The bad responses are the ones that may have been planned and written down but haven’t been practiced. The ugly ones are when you have major companies that, clearly, have not even written anything down.
CompTIA: Why do corporations struggle with incident response?
Stanger: Corporate culture usually dictates that we don’t talk about incidents, don’t document, because if we do things that are inadequate, we’ll be held liable. No one wants to provide documentation, because it can be used out of context very quickly. But it turns out we’re held liable if we don’t document and we don’t have a plan. There’s kind of a don’t-document-and-don’t-discuss culture in many corporations. It’s the job of a good security professional to work that culture a bit.
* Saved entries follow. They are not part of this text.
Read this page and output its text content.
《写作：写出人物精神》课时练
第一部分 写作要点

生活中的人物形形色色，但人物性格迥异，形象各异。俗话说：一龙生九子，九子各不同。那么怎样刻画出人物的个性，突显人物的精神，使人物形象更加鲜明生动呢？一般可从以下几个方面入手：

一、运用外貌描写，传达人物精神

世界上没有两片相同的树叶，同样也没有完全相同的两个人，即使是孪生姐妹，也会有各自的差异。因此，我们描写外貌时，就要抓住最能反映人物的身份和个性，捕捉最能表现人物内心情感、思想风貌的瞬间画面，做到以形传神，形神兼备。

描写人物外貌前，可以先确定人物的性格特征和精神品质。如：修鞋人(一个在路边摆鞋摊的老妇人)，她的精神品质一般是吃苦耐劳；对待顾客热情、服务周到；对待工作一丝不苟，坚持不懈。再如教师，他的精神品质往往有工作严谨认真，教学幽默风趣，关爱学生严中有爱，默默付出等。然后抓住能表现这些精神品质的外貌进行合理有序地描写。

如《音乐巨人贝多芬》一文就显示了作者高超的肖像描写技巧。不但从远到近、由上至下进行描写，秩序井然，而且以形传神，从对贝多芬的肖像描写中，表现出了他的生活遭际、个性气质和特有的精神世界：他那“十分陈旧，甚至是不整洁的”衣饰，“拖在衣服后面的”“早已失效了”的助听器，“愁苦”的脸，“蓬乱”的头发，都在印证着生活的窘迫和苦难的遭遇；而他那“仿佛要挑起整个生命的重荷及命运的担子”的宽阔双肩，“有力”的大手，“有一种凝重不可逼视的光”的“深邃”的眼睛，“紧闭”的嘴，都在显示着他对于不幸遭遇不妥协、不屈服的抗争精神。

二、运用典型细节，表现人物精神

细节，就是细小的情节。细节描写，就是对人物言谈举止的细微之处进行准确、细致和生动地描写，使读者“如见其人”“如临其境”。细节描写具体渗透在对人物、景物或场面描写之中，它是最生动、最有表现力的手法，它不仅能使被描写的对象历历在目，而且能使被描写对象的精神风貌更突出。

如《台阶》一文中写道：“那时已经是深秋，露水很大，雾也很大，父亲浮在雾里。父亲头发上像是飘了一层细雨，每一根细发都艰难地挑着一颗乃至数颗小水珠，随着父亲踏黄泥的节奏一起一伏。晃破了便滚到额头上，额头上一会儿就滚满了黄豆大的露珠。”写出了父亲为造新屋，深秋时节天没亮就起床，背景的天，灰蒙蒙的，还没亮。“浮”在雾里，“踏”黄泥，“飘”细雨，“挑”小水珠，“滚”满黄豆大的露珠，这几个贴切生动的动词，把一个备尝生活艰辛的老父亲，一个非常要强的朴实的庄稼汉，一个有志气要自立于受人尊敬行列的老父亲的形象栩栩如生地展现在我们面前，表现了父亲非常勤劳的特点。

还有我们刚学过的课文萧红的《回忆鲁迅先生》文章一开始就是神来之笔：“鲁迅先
Incident response can’t just be a technical response. It has to be executive driven. It needs to include various departments, from the board, to the executive suite, PR and even marketing on some level. You have to have the right message. The techies may know what to do, but management and the board need to know as well. You need a plan for technology and for communication.
Target responded well – they had good incident response. As soon as they found out, they told people. They said, here’s our plan and here’s how we’re going to prevent it from happening again.
On the other hand, both Yahoo and Equifax held back information for a long time. You need to come out and say, “We know something happened, and we’re working on it.” If my kid got a ticket but didn’t tell me for six months, that would be bad. You have to be forthcoming. In the era of transparency and everyone airing their dirty laundry, that secrecy makes it far worse than it would have been.